The MGR discussion reminded me of the healthcare phrase, “When you hear hoofs, think horse, not zebra.” This refers to the odds that patients are likely to have a more common diagnosis than a rare one. It was mentioned that during clinical practice, this type of thinking is beneficial in making diagnoses but may also cause an unconscious bias, so this may be an area where a seemingly more-objective AI system would be beneficial in providing accurate diagnoses.

However, it is crucial to remember that these AI algorithmic approaches can only be as accurate and reliable as the data they are provided. Relating this back to the experience of the insurance company, Optum, that used a healthcare algorithm to assess the cost of each patient’s past treatments with the goal to help re-distribute medical resources to those who would benefit most from added care. When researchers revisited the patients by their illnesses they found that the percentage of Black patients who should have been enrolled in specialized care programs jumped from 18% to 47%, as stated here: https://www.forbes.com/sites/robertpearl/2021/02/16/how-ai-can-remedy-r…. This seems like racial bias within the algorithm, but the issue was with the physicians who failed to provide adequate care to Black patients in the first place, so Black patients were recorded as needing less medical resources. As Caitlyn discussed, we need carefully applied AI healthcare algorithms to help move our healthcare system towards a path of antiracism.

I would like to thank Dr. Holland again, for the thought-provoking presentation.

Name
Charmi Shah

Name
Michaela Spence

Tue, 02/23/2021 - 12:54

Thank you Caitlyn for the excellent summary and to Dr. Holland for the wonderful and informative presentation at Grand Rounds.

One of the things that resonated with me during our discussion period was the concept of patient’s “owning their own data”. As I had very little idea of how AI was currently being implemented in healthcare settings and the amount of data that the algorithms require to be successful, it led me to wonder if the general public also had very little knowledge of this topic as well. I wonder if patient’s were in control of their own data got to decide who and what had access to it, if it would facilitate more research from the patient’s side as to what exactly medical AI systems are and how they help or sometimes hinder the medical system. This could cause people to shy away from how medical AI is presented in the media as a “machine that does the doctors work for them” and more to the perspective that AI is the “assistant” to medical professionals. It would also potentially mitigate some privacy concerns that go hand in hand with the large data pools required for AI algorithms to function in the first place. I’m hopeful that as the AI algorithms become more developed and useful to health care professionals, that the general public will take it upon themselves to become more informed as to what exactly AI algorithms do in a healthcare setting.

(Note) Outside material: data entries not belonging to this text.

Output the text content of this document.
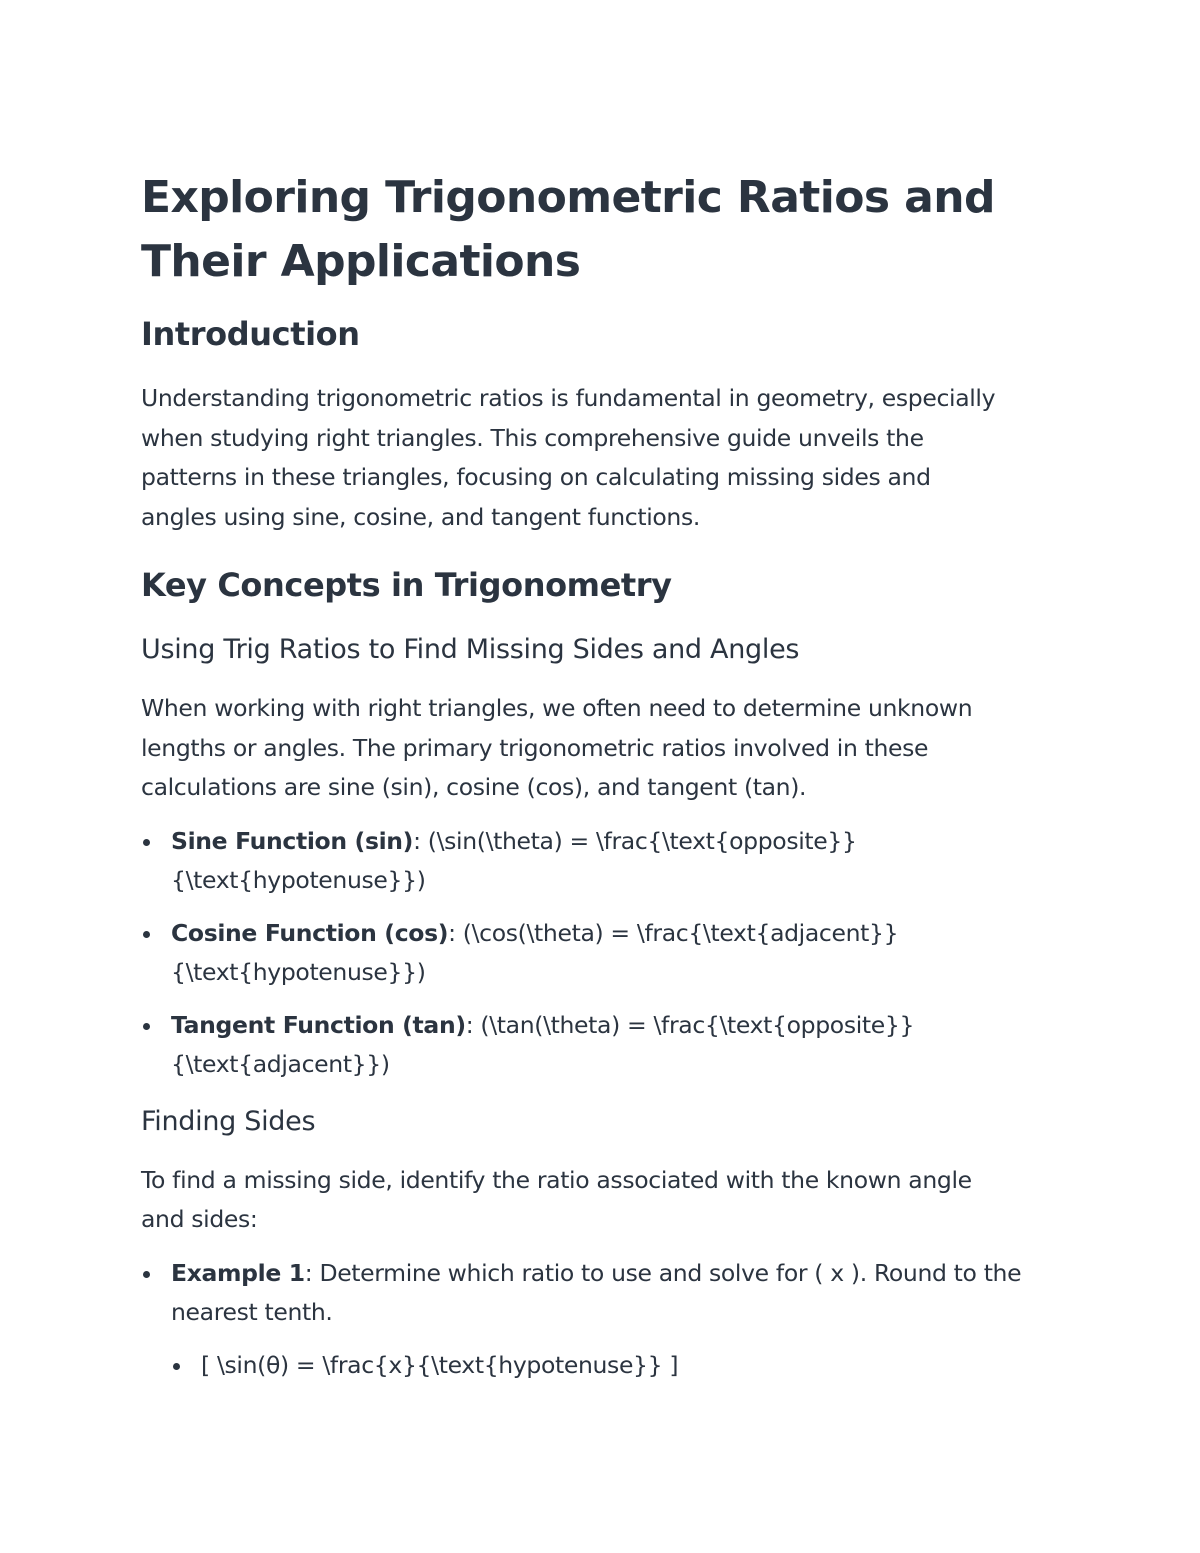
Exploring Trigonometric Ratios and
Their Applications
Introduction

Understanding trigonometric ratios is fundamental in geometry, especially
when studying right triangles. This comprehensive guide unveils the
patterns in these triangles, focusing on calculating missing sides and
angles using sine, cosine, and tangent functions.

Key Concepts in Trigonometry
Using Trig Ratios to Find Missing Sides and Angles

When working with right triangles, we often need to determine unknown
lengths or angles. The primary trigonometric ratios involved in these
calculations are sine (sin), cosine (cos), and tangent (tan).

Sine Function (sin): (\sin(\theta) = \frac{\text{opposite}}
{\text{hypotenuse}})
Cosine Function (cos): (\cos(\theta) = \frac{\text{adjacent}}
{\text{hypotenuse}})
Tangent Function (tan): (\tan(\theta) = \frac{\text{opposite}}
{\text{adjacent}})
Finding Sides

To find a missing side, identify the ratio associated with the known angle
and sides:

Example 1: Determine which ratio to use and solve for ( x ). Round to the
nearest tenth.
[ \sin(θ) = \frac{x}{\text{hypotenuse}} ]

Overall, this talk left me hopeful that the use of AI in future healthcare could help lighten the load on medical professionals.

Name
Michaela Spence

Name
Jordan Harry

Wed, 02/24/2021 - 11:09

Thank you, Caitlyn, for an impressive and detailed overview of Dr. Hollands presentation and the following discussion section.
As a person aspiring to become a physician, the question “will AI replace physicians” is of vital interest. As we phase into an era of integrating advanced technologies such as AI into everyday patient care, it calls into question what its benefits and disadvantages are in comparison to current clinical practice. Dr Holland as well as my classmates have accurately highlighted some of these, but it is also important to note that in such an emerging field that there are additional positives and negatives that we have yet to be exposed to.
I think that the concept of AI also further highlights the complexity of the role of healthcare workers. Humans can establish a human connection, develop compassion, and can take all patient information and contextualize it. Resultingly, human healthcare workers will remain superior to AI. Dr. Holland’s suggestion to not allow AI to become the master, but rather serve as an assistant is a strong suggestion regarding how to combine technology and humanity to develop an overall improvement in the current approach to patient care.